Beberapa penyakit seperti anoreksia, diabetes, diare kronis,penyakit ginjal dan hati.
Sedangkan untuk faktor resiko osteoporosis yang dapat diubah diantaranya adalah:
a. Berhenti merokok
b. Kurangi konsumsi alkohol,
c. Segera atasi kekurangan asupan kalsium
d. Lakukan program latihan fisik, menambah berat badan bagi yang kekurangan berat
badan (kurus)
e. Hindari penggunaan obat-obatan steroid, fenobarbital, fenitoin
4. Tanda Gejala
Umumya, kepadatan tulang setiap orang mencapai puncaknya ketika berada di sekitar
usia 20-an. Saat mulai memasuki usia sekitar 35 tahun, komposisi dan kekuatan tulang mulai
melemah. Hal tersebut kemudian terus berlanjut seiring bertambahnya usia, yang membuat
komposisi tulang mulai menipis secara perlahan. Di usia ini, tulang tidak lagi membentuk
komposisi dan jaringan untuk menghasilkan struktur baru. Jika kondisi tersebut berlangsung
terus-menerus, tulang akan semakin keropos yang akhirnya mengakibatkan osteoporosis.
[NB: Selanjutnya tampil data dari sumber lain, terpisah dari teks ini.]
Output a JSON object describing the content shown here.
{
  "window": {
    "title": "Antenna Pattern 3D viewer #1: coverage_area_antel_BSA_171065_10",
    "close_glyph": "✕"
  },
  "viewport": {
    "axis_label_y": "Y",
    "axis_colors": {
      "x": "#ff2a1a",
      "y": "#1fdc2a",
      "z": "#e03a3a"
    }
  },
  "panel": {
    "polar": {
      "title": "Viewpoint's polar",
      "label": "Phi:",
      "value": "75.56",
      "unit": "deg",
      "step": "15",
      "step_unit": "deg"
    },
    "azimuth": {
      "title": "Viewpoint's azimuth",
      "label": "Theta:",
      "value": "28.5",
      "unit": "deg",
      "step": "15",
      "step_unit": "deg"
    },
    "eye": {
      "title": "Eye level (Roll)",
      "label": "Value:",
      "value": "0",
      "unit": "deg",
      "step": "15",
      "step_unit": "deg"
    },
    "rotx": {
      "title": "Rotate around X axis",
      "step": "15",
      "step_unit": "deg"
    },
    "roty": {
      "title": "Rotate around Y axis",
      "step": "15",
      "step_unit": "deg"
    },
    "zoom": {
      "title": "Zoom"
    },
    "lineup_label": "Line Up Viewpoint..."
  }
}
Pada tahap awal, penyakit ini biasanya tidak menunjukkan gejala tertentu. Dalam
beberapa kasus, orang yang kondisi tulangnya sudah keropos bahkan tidak mengetahui secara
pasti kondisi mereka, sampai sudah benar-benar mengalami patah tulang. Gejala utama dari
osteoporosis yang bisa terasa adalah tulang mudah patah karena insiden kecil, seperti terjatuh,
terpeleset, dan lain sebagainya. Akan tetapi, seiring berjalannya waktu dapat muncul
beberapa gejala osteoporosis yang meliputi:
 Nyeri tulang punggung bawah
 Nyeri leher
 Postur tubuh bungkuk
 Penurunan tinggi badan secara bertahap
 Mudah sekali mengalami patah tulang
5. Diagnosis
Penyakit osteoporosis kerap baru terdiagnosis setelah terjadi keretakan tulang.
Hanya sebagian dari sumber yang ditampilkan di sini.